Subtract 6 from both sides of $7f + 6=34$: $7f=34 - 6=28$. Then divide both sides by 7, $f=\frac{28}{7}=4$.

Step11: Solve equation 11 (Down)

Subtract 4 from both sides of $4 + 5m=64$: $5m=64 - 4=60$. Then divide both sides by 5, $m=\frac{60}{5}=12$.

Step12: Solve equation 12 (Down)

Add 8 to both sides of $9w - 8=37$: $9w=37 + 8=45$. Then divide both sides by 9, $w=\frac{45}{9}=5$.

Step13: Solve equation 1 (Across)

Add 10 to both sides of $2y - 10=22$: $2y=22 + 10=32$. Then divide both sides by 2, $y=\frac{32}{2}=16$.

Step14: Solve equation 2 (Across)

Add 3 to both sides of $2g - 3=35$: $2g=35 + 3=38$. Then divide both sides by 2, $g=\frac{38}{2}=19$.

Step15: Solve equation 3 (Across)

Subtract 1 from both sides of $1+3z = 40$: $3z=40 - 1=39$. Then divide both sides by 3, $z=\frac{39}{3}=13$.

Step16: Solve equation 4 (Across)

Subtract 2 from both sides of $7h + 2=65$: $7h=65 - 2=63$. Then divide both sides by 7, $h=\frac{63}{7}=9$.

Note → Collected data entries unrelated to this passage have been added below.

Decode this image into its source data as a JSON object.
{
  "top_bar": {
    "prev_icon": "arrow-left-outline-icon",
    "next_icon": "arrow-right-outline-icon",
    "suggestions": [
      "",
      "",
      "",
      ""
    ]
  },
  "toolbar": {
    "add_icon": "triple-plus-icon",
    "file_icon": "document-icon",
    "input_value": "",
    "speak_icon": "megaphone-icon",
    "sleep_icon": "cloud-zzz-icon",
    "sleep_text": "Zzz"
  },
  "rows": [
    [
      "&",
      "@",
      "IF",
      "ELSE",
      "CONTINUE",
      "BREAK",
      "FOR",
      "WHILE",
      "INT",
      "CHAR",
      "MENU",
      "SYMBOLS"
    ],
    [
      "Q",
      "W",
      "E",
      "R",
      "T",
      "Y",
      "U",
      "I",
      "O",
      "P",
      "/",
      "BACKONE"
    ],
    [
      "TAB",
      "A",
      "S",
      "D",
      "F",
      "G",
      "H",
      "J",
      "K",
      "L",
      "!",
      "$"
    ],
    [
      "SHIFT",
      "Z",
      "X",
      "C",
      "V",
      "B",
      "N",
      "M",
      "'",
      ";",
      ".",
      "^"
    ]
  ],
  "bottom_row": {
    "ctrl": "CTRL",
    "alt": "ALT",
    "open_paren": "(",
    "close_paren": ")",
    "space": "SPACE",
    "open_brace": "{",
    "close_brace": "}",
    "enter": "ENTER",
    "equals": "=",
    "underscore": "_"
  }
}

Step17: Solve equation 5 (Across)

Add 7 to both sides of $2v - 7=29$: $2v=29 + 7=36$. Then divide both sides by 2, $v=\frac{36}{2}=18$.

Step18: Solve equation 6 (Across)

Add 6 to both sides of $2r - 6=22$: $2r=22 + 6=28$. Then divide both sides by 2, $r=\frac{28}{2}=14$.

Step19: Solve equation 7 (Across)

Subtract 7 from both sides of $3g + 7=31$: $3g=31 - 7=24$. Then divide both sides by 3, $g=\frac{24}{3}=8$.

Step20: Solve equation 8 (Across)

Add 7 to both sides of $3f - 7=38$: $3f=38 + 7=45$. Then divide both sides by 3, $f=\frac{45}{3}=15$.

Answer:

Fill the crossword with the solutions of the above - solved two - step equations. For example, for $1$ (Down), fill the corresponding vertical cells with the digits of the value of $m$ (6), for $5$ (Across), fill the corresponding horizontal cells with the digits of the value of $y$ (16) and so on.